3. QUIC RAT represents a detection gap most organizations have today. If your network egress monitoring does not inspect or block UDP/443 QUIC sessions, and if your EDR does not flag notepad.exe making outbound UDP connections, QUIC RAT will operate silently in most environments. This is not a theoretical gap — it is a present, live one.

Defender Playbook

Immediate Actions:

1. Audit and update all DAEMON Tools Lite installations to version 12.6.0.2445 or later. Treat any installation on versions 12.5.0.2421–12.5.0.2434 as potentially compromised.

2. Block at DNS/proxy: env-check.daemontools[.]cc and IP 38.180.107[.]76.

3. Hunt for payload artifacts:

- C:\Windows\Temp\envchk.exe (or recently deleted)

- Any %TEMP%\*.exe spawned by DTHelper.exe, DiscSoftBusServiceLite.exe, or DTShellHlp.exe

- Injected threads in notepad.exe / conhost.exe originating from DAEMON Tools process lineage

4. Check process tree lineage: Any cmd.exe or powershell.exe spawned by the three affected DAEMON Tools binaries is a strong indicator of compromise.

Intermediate (1–2 weeks):

5. Inventory all software installed via third-party utility channels (DAEMON Tools, CPU-Z, HWMonitor, CPUID, Notepad++, similar utilities) and cross-reference against known-compromised version ranges from 2026 incidents.

6. Implement binary hash pinning for high-privilege startup executables, separate from code signing validation. Tools like Velociraptor or OSQuery can automate baseline hash collection.

7. Enable QUIC inspection or selective QUIC blocking (UDP/443) at the perimeter. Legitimate QUIC traffic can almost always fall back to TCP/443; the marginal user impact is negligible against the detection gain.

Strategic:

8. Adopt a supply chain risk tier for vendors. Software that runs at startup, installs as a service, or touches kernel interfaces deserves a higher scrutiny tier than ordinary userspace apps — regardless of vendor reputation. Update procedures should route through a staging environment with behavioral sandboxing before fleet deployment.

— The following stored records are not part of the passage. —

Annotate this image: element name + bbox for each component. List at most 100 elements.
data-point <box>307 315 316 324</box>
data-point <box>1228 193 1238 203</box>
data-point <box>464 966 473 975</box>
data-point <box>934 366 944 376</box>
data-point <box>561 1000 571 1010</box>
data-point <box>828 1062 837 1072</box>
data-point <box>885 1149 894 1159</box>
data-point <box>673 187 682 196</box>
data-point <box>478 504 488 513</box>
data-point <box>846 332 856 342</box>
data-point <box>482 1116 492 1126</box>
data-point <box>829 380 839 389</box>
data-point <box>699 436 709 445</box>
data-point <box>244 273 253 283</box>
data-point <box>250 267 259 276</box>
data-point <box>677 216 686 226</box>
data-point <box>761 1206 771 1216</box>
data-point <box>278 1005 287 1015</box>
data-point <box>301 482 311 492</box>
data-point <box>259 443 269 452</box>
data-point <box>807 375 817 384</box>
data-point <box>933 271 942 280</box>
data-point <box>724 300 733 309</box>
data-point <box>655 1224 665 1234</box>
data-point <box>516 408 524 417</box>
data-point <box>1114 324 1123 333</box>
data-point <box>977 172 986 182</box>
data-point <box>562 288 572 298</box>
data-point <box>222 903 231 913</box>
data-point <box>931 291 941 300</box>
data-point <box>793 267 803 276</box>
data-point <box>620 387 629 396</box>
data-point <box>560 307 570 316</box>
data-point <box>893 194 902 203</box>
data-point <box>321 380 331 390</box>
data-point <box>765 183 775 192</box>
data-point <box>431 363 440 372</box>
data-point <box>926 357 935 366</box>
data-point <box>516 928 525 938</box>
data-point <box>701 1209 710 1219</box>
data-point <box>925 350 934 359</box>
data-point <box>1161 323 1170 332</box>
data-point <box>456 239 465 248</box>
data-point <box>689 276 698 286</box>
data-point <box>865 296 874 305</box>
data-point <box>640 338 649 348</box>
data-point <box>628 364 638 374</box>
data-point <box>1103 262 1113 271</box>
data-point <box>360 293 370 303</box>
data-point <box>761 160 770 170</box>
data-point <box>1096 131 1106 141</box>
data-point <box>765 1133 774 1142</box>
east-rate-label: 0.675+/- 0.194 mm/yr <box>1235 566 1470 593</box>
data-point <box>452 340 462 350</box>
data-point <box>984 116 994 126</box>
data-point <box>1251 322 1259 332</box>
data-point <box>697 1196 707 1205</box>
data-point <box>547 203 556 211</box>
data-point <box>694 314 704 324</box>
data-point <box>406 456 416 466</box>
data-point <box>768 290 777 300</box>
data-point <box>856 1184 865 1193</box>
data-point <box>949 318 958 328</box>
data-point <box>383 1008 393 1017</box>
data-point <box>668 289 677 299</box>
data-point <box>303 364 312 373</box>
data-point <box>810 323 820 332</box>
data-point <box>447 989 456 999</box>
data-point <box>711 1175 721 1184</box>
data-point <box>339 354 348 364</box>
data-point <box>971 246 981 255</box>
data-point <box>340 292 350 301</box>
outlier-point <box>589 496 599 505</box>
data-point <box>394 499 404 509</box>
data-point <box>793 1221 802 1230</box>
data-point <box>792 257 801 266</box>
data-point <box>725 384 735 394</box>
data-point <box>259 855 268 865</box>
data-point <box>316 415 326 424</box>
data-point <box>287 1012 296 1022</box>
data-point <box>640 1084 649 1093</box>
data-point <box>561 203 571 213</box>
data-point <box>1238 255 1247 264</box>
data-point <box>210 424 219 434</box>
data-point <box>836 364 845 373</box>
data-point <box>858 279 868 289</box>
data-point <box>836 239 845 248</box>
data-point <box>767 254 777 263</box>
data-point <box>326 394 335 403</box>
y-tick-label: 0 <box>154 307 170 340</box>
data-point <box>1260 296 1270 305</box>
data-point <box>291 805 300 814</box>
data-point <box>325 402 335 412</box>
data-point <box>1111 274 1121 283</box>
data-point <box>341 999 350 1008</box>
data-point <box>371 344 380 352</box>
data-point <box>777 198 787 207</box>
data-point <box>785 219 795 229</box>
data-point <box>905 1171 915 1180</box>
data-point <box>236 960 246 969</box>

9. Demand SBOMs. The Software Bill of Materials requirement, while tedious, creates the paper trail that makes post-incident triage of exactly which build introduced malicious code tractable. Vendors who cannot produce an SBOM warrant lower trust tier placement.

10. Monitor outbound DNS and UDP/443 for hosts running any of the four 2026-compromised utilities. The info-collector's POST to a numeric IP is detectable with basic outbound firewall logging.